Ik heb het paper met belangstelling gelezen. Het beschrijft op goede en begrijpelijke
wijze het arboacquis met daarin de Kaderrichtlijn en de 23 bijzondere richtlijnen.
Het paper wijst op de Nederlandse benadering van arboregelgeving met een nadruk op
doelvoorschriften enerzijds en anderzijds praktische (sectorgewijze) arbovoorschriften.
De invulling van die voorschriften kan plaatsvinden in arbocatalogi.

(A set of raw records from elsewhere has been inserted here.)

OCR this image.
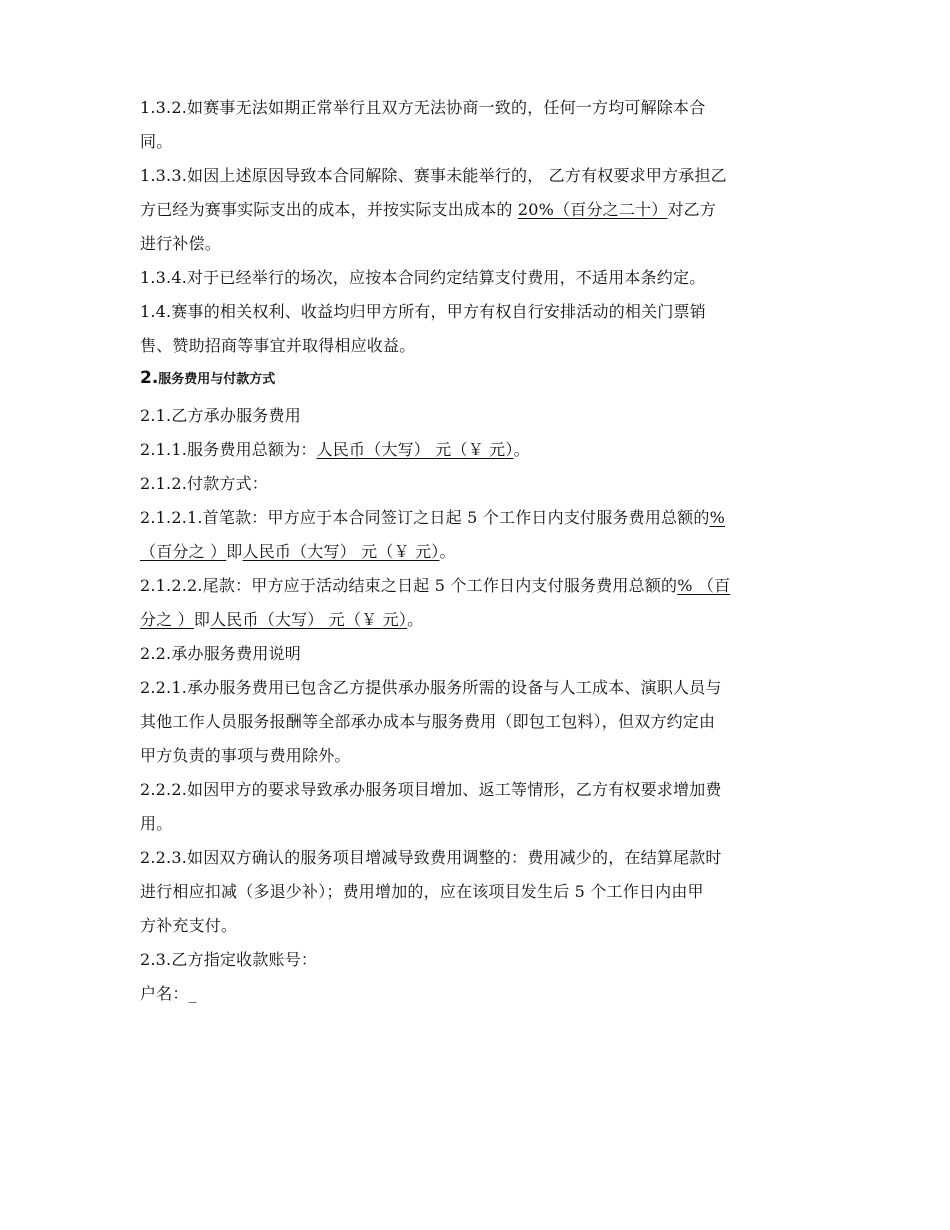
1.3.2.如赛事无法如期正常举行且双方无法协商一致的，任何一方均可解除本合
同。
1.3.3.如因上述原因导致本合同解除、赛事未能举行的， 乙方有权要求甲方承担乙
方已经为赛事实际支出的成本，并按实际支出成本的 20%（百分之二十）对乙方
进行补偿。
1.3.4.对于已经举行的场次，应按本合同约定结算支付费用，不适用本条约定。
1.4.赛事的相关权利、收益均归甲方所有，甲方有权自行安排活动的相关门票销
售、赞助招商等事宜并取得相应收益。
2.服务费用与付款方式
2.1.乙方承办服务费用
2.1.1.服务费用总额为：人民币（大写） 元（￥ 元）。
2.1.2.付款方式：
2.1.2.1.首笔款：甲方应于本合同签订之日起 5 个工作日内支付服务费用总额的%
（百分之 ）即人民币（大写） 元（￥ 元）。
2.1.2.2.尾款：甲方应于活动结束之日起 5 个工作日内支付服务费用总额的% （百
分之 ）即人民币（大写） 元（￥ 元）。
2.2.承办服务费用说明
2.2.1.承办服务费用已包含乙方提供承办服务所需的设备与人工成本、演职人员与
其他工作人员服务报酬等全部承办成本与服务费用（即包工包料），但双方约定由
甲方负责的事项与费用除外。
2.2.2.如因甲方的要求导致承办服务项目增加、返工等情形，乙方有权要求增加费
用。
2.2.3.如因双方确认的服务项目增减导致费用调整的：费用减少的，在结算尾款时
进行相应扣减（多退少补）；费用增加的，应在该项目发生后 5 个工作日内由甲
方补充支付。
2.3.乙方指定收款账号：
户名：_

De opvatting van de Kamer zoals die is verwoord onder «Standpunt Tweede Kamer» sluit
aan bij de opvattingen van het kabinet. Eerder heb ik eurocommissaris Thyssen, en
haar voorganger Andor, geïnformeerd over deze opvattingen. Daarbij heb ik ondermeer
gewezen op het belang van doelvoorschriften waarbij technische voorschriften aan de
individuele lidstaten worden overgelaten en op het bereiken van een gelijk Europees
speelveld. Ondermeer door op Europees niveau meer grenswaarden voor kankerverwekkende
stoffen vast te stellen.
Een belangrijk punt uit het paper is de stelling dat vanuit culturele overwegingen
(in Nederland bijvoorbeeld de samenwerking tussen sociale partners) en vanuit het
subsidiariteitbeginsel, de EU-regelgeving dusdanig moet zijn dat er op EU-niveau een
gelijk speelveld ontstaat en er tegelijkertijd ruimte is voor een passende invulling
per lidstaat. Hierbij staat voor mij, net als voor uw Kamer voorop dat het beschermingsniveau
van werknemers minimaal gelijk blijft en mogelijk verhoogd wordt.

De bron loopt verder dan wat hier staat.